J'ai assisté à une remarquable conférence de Jean-Pierre Paulhac, poète, conférencier, écrivain et aussi homme de spectacle, accompagné d'un autre Jean-Pierre qui agrémentait le formidable exposé de quelques grands poèmes de la langue française mis en musique par des chanteurs de renom et qu'il chantait agréablement. Je ne peux que conseiller cette animation de grande qualité à des bibliothèques, des librairies et des associations qui s'intéressent encore à la poésie.

Là cependant n'est pas mon propos. Je vous laisse avec joie découvrir l'argumentation fort éclairante de notre conférencier exalté. Je peux vous assurer que vous passerez un excellent moment riche de réflexions, de découvertes et d'intelligence. C'est à propos du titre que je me permets de prendre la plume, n'ayant pas souhaité émettre la moindre réserve durant sa prestation.

Voilà bien une question qui s'inscrit dans la logique utilitariste de notre époque. Tout devrait avoir une utilité, une rentabilité, un bénéfice quelconque sinon la chose ne vaut pas la peine d'être. Ainsi la même formule pourrait être accolée à l'école, à la peinture, à la lecture et j'en passe. Ne servir à rien, dans ce contexte désespérément mercantile, parfaitement rationnel est un point d'honneur dont devraient se vanter bien de nos activités artistiques ou culturelles.

Ce rien n'est pas rien tout au contraire. Il est essentiel car il se refuse à cautionner ce système qui conduit l'humain à sa perte alors qu'à contrario, la poésie et les différentes activités qui peuvent lui être associées sont de nature à élever, à émouvoir, à toucher sans que le commerce vienne se mêler à pratique. Un acte gratuit est par excellence la quintessence de ce qui fait la grandeur de notre espèce et peut-être même sa spécificité.

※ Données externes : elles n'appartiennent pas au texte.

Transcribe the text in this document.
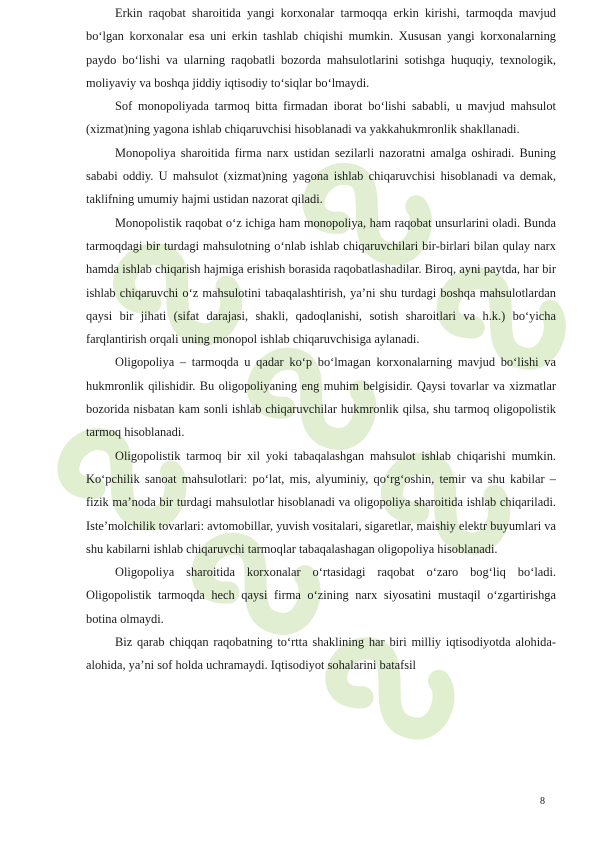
Erkin raqobat sharoitida yangi korxonalar tarmoqqa erkin kirishi, tarmoqda mavjud boʻlgan korxonalar esa uni erkin tashlab chiqishi mumkin. Xususan yangi korxonalarning paydo boʻlishi va ularning raqobatli bozorda mahsulotlarini sotishga huquqiy, texnologik, moliyaviy va boshqa jiddiy iqtisodiy toʻsiqlar boʻlmaydi.

Sof monopoliyada tarmoq bitta firmadan iborat boʻlishi sababli, u mavjud mahsulot (xizmat)ning yagona ishlab chiqaruvchisi hisoblanadi va yakkahukmronlik shakllanadi.

Monopoliya sharoitida firma narx ustidan sezilarli nazoratni amalga oshiradi. Buning sababi oddiy. U mahsulot (xizmat)ning yagona ishlab chiqaruvchisi hisoblanadi va demak, taklifning umumiy hajmi ustidan nazorat qiladi.

Monopolistik raqobat oʻz ichiga ham monopoliya, ham raqobat unsurlarini oladi. Bunda tarmoqdagi bir turdagi mahsulotning oʻnlab ishlab chiqaruvchilari bir-birlari bilan qulay narx hamda ishlab chiqarish hajmiga erishish borasida raqobatlashadilar. Biroq, ayni paytda, har bir ishlab chiqaruvchi oʻz mahsulotini tabaqalashtirish, yaʼni shu turdagi boshqa mahsulotlardan qaysi bir jihati (sifat darajasi, shakli, qadoqlanishi, sotish sharoitlari va h.k.) boʻyicha farqlantirish orqali uning monopol ishlab chiqaruvchisiga aylanadi.

Oligopoliya – tarmoqda u qadar koʻp boʻlmagan korxonalarning mavjud boʻlishi va hukmronlik qilishidir. Bu oligopoliyaning eng muhim belgisidir. Qaysi tovarlar va xizmatlar bozorida nisbatan kam sonli ishlab chiqaruvchilar hukmronlik qilsa, shu tarmoq oligopolistik tarmoq hisoblanadi.

Oligopolistik tarmoq bir xil yoki tabaqalashgan mahsulot ishlab chiqarishi mumkin. Koʻpchilik sanoat mahsulotlari: poʻlat, mis, alyuminiy, qoʻrgʻoshin, temir va shu kabilar – fizik maʼnoda bir turdagi mahsulotlar hisoblanadi va oligopoliya sharoitida ishlab chiqariladi. Isteʼmolchilik tovarlari: avtomobillar, yuvish vositalari, sigaretlar, maishiy elektr buyumlari va shu kabilarni ishlab chiqaruvchi tarmoqlar tabaqalashagan oligopoliya hisoblanadi.

Oligopoliya sharoitida korxonalar oʻrtasidagi raqobat oʻzaro bogʻliq boʻladi. Oligopolistik tarmoqda hech qaysi firma oʻzining narx siyosatini mustaqil oʻzgartirishga botina olmaydi.

Biz qarab chiqqan raqobatning toʻrtta shaklining har biri milliy iqtisodiyotda alohida-alohida, yaʼni sof holda uchramaydi. Iqtisodiyot sohalarini batafsil

8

De plus, toutes les contraintes que se fixe le poète pour respecter les nombreuses règles de la versification sont autant d'obstacles volontairement mis en travers de sa création pour la magnifier, lui procurer l'immense plaisir de passer outre afin de se jouer des difficultés, des codes, des sonorités, du sens et parfois de l'esthétique. Moins ce parcours d'obstacles sert à quelque chose, plus il procure une immense liberté de ton, de propos, d'expression.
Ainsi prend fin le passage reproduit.